Der neueste Streich: Google nötigt mich immer aufdringlicher, ein öffentliches Google+ Profil zu erstellen. Egal wo ich mich einlogge, die bildschirmfüllende Aufforderung verfolgt mich überall. Als Strafe dafür, daß ich ihr nicht nachkomme, wurde bereits der Zugriff auf mein YouTube-Konto beschnitten.

Ich mag diese Entwicklung nicht. Es ist mir schon klar, daß ich mich wo anmelden muß, um einen Dienst im Internet zu nutzen. Mir ist aber nicht wohl dabei, wenn immer mehr Services unter einem einzigen Account bei einem einzigen Anbieter zusammengefaßt werden. Meine Chats haben nichts mit meinen Kommentaren zu YouTube-Videos zu tun. Meine Mails stehen in keinem Bezug zu meinen VoIP-Telefonaten. Und mit irgendwelchen komischen sozialen Netzwerken möchte ich erst recht nicht zwangsbeglückt werden, nur weil ich 2006 einen Chat-Account angelegt habe.

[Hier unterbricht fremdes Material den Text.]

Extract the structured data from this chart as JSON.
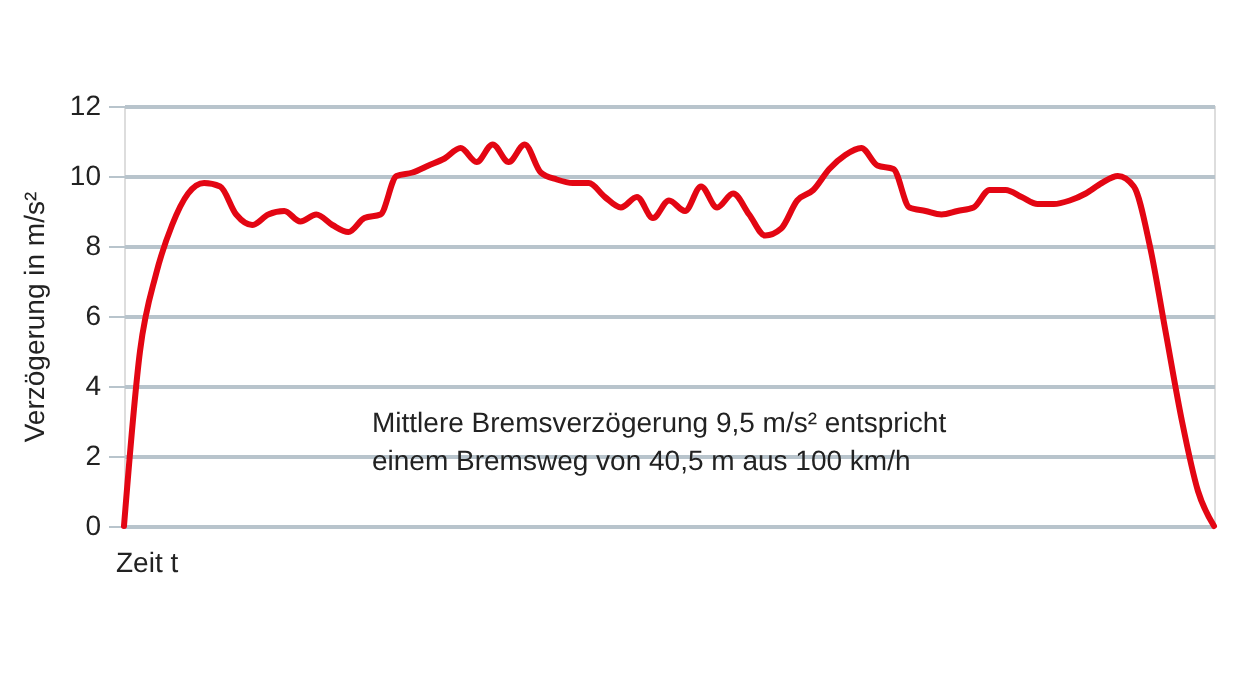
{
  "chart_data": {
    "type": "line",
    "xlabel": "Zeit t",
    "ylabel": "Verzögerung in m/s²",
    "categories": [
      null,
      null,
      null,
      null,
      null,
      null,
      null,
      null,
      null,
      null,
      null,
      null,
      null,
      null,
      null,
      null,
      null,
      null,
      null,
      null,
      null,
      null,
      null,
      null,
      null,
      null,
      null,
      null,
      null,
      null,
      null,
      null,
      null,
      null,
      null,
      null,
      null,
      null,
      null,
      null,
      null,
      null,
      null,
      null,
      null,
      null,
      null,
      null,
      null,
      null,
      null,
      null,
      null,
      null,
      null,
      null,
      null,
      null,
      null,
      null,
      null,
      null,
      null,
      null,
      null,
      null,
      null,
      null,
      null
    ],
    "series": [
      {
        "color": "#e30613",
        "values": [
          0,
          5.0,
          7.2,
          8.6,
          9.5,
          9.8,
          9.7,
          8.9,
          8.6,
          8.9,
          9.0,
          8.7,
          8.9,
          8.6,
          8.4,
          8.8,
          8.9,
          10.0,
          10.1,
          10.3,
          10.5,
          10.8,
          10.4,
          10.9,
          10.4,
          10.9,
          10.1,
          9.9,
          9.8,
          9.8,
          9.4,
          9.1,
          9.4,
          8.8,
          9.3,
          9.0,
          9.7,
          9.1,
          9.5,
          8.9,
          8.3,
          8.5,
          9.3,
          9.6,
          10.2,
          10.6,
          10.8,
          10.3,
          10.2,
          9.1,
          9.0,
          8.9,
          9.0,
          9.1,
          9.6,
          9.6,
          9.4,
          9.2,
          9.2,
          9.3,
          9.5,
          9.8,
          10.0,
          9.7,
          8.0,
          5.5,
          3.0,
          1.0,
          0
        ]
      }
    ],
    "ylim": [
      0,
      12
    ],
    "yticks": [
      0,
      2,
      4,
      6,
      8,
      10,
      12
    ],
    "grid": "y",
    "marker": "none",
    "line_style": "solid",
    "annotations": [
      "Mittlere Bremsverzögerung 9,5 m/s² entspricht\neinem Bremsweg von 40,5 m aus 100 km/h"
    ]
  }
}
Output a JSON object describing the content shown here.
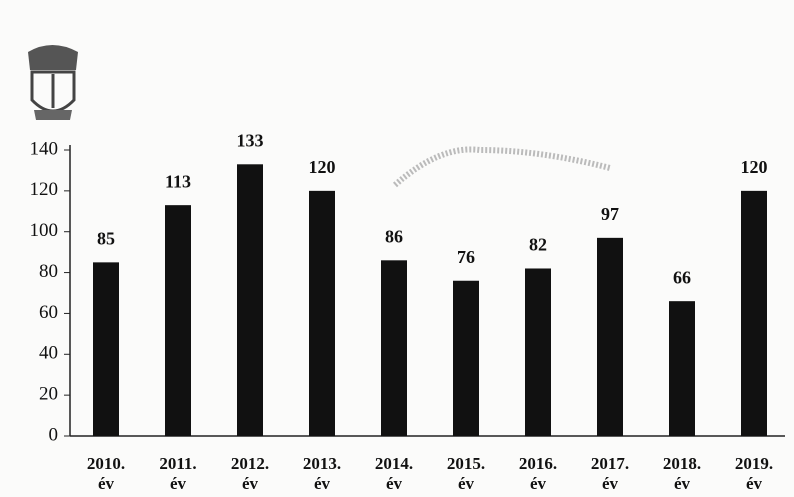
{
  "chart_data": {
    "type": "bar",
    "categories": [
      "2010.\név",
      "2011.\név",
      "2012.\név",
      "2013.\név",
      "2014.\név",
      "2015.\név",
      "2016.\név",
      "2017.\név",
      "2018.\név",
      "2019.\név"
    ],
    "values": [
      85,
      113,
      133,
      120,
      86,
      76,
      82,
      97,
      66,
      120
    ],
    "color": "#111111",
    "ylim": [
      0,
      140
    ],
    "yticks": [
      0,
      20,
      40,
      60,
      80,
      100,
      120,
      140
    ],
    "grid": false
  }
}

Die Krönung ist aber nicht das, was Google alles dazugezaubert hat. Die Krönung ist, was weggefallen ist: das Google Talk Konto nämlich. Zwar gibt es die Funktionalität in etwa noch. Allerdings heißt das Zeug seit heuer „Hangout“ und ist eine proprietäre Lösung, die nur mehr von Google-Kunden zu Google-Kunden funktioniert. Die Verbindungen zu anderen Chat-Servern wurden gekappt. Da könnt ich gleich Skype verwenden.

Also heißt es heute: Bye, bye, Google. Bei diesem Spiel mache ich nicht mehr mit, lieber verzichte ich auf die Personalisierung der Google-Dienste. Keine Abonnements mehr auf YouTube, kein Video-Chat mehr mit Android-Usern.

Gespannt bin ich darauf, wie sich das Löschen meines Accounts auf die Besucheranzahl hier am Blog auswirkt. Es gibt Gerüchte, wonach Webseiten mit Google-Werbung bei den Suchergebnissen bevorzugt werden und daher mehr Besucher abbekommen. Wir werden sehen.